Metro

FDNY hero praised at unveiling of ‘Black Sunday’ plaque

A former firefighter recounted in heartbreaking detail today how he owes his life to a hero of “Black Sunday,” one of the bleakest days in FDNY history.

The occasion was the unveiling of a plaque at Rescue 3 in The Bronx honoring Lt. Joseph DiBernardo, 40, who survived for six pain-filled years after falling 40 feet from a burning Bronx building and breaking every bone below his waist. Two of his fellow firefighters died that fateful day, as did a third in a separate blaze in Brooklyn.

DiBernado’s heroism — he lowered a fellow firefighter from the fourth-floor burning hell before leaving himself — has been recounted numerous times over the years.

And it was again today in moving tributes by Mayor Bloomberg, Fire Commissioner Sal Cassano and other fire officials.

But only one of the speakers, ex-firefighter Jeff Cool — the man who probably wouldn’t be alive today but for DiBernardo’s act of selfishness — was there.

“I know that you (can) always look to the plaque on the wall to remember Joey’s act of bravery and supreme sacrifice,” said Cool, choking back tears. “Me, all I have to do is look in the mirror and see myself.”

Cool recalled how DiBernardo, who was single, urged him to go first because “you have a wife and kids.”

“I think back to that day often and how Joey placed my life before his,” Cool said. “The courage he exemplified — we speak of brotherhood often in the fire service and I witnessed it first hand.”

Cool also suffered severe injuries, but recovered. DiBernardo didn’t.

His father, retired Asst. Deputy Chief Joseph DiBernardo Sr., recalled how his son became enraptured with firefighting as a young boy and had accumulated so much knowledge about the FDNY by age 11 that he could pass the lieutenant’s exam.

Both father and son were among those who rushed to Ground Zero after 9/11.

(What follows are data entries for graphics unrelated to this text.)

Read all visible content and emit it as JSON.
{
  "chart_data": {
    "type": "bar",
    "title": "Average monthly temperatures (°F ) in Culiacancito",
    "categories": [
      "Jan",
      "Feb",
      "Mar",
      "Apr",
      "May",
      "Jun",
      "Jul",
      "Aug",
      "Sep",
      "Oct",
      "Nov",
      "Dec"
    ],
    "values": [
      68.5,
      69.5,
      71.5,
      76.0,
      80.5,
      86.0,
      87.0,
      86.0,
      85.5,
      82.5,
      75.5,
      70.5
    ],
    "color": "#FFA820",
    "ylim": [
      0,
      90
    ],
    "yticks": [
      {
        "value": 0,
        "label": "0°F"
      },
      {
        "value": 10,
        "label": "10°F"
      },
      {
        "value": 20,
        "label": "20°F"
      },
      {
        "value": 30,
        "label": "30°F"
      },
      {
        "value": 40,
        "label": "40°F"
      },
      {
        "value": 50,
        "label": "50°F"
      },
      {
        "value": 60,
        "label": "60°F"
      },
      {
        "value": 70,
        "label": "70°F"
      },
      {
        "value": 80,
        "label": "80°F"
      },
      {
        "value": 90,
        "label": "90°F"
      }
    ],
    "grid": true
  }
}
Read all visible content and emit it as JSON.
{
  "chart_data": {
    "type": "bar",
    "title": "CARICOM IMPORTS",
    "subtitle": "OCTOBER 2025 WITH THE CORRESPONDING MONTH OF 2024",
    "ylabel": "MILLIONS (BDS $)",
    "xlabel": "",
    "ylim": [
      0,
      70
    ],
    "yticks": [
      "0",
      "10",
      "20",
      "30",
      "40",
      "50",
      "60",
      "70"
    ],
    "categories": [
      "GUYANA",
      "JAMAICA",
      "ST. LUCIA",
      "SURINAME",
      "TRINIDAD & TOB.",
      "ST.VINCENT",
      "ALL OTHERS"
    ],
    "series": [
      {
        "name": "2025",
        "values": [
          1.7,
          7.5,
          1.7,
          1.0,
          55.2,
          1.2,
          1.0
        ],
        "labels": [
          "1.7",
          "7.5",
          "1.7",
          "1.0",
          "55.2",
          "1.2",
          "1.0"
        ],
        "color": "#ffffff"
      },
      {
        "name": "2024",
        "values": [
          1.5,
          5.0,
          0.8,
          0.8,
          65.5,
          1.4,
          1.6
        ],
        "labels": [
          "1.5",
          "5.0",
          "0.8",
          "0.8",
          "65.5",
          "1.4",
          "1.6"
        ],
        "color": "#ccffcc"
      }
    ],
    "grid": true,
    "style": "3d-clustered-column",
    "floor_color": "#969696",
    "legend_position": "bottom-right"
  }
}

“The thing I think about every day,” said DiBernardo Sr.,”the two of us on the pile, father and son doing what they love to do. How many fathers get to do that?”

At times sad, at times funny, he ended up speaking for more than 20 minutes about the son he had raised to become a life-saver.

“Jeff stands here before you today because that little boy who loved toy fire engines and grew up to drive them, would rather go with his father to work rather than playing ball, the little boy who played with cardboard fire buildings and ended up leaping out of one for his life…grew up to be a hero himself,” DiBernardo Sr. told the audience, which spanned generations of firefighters.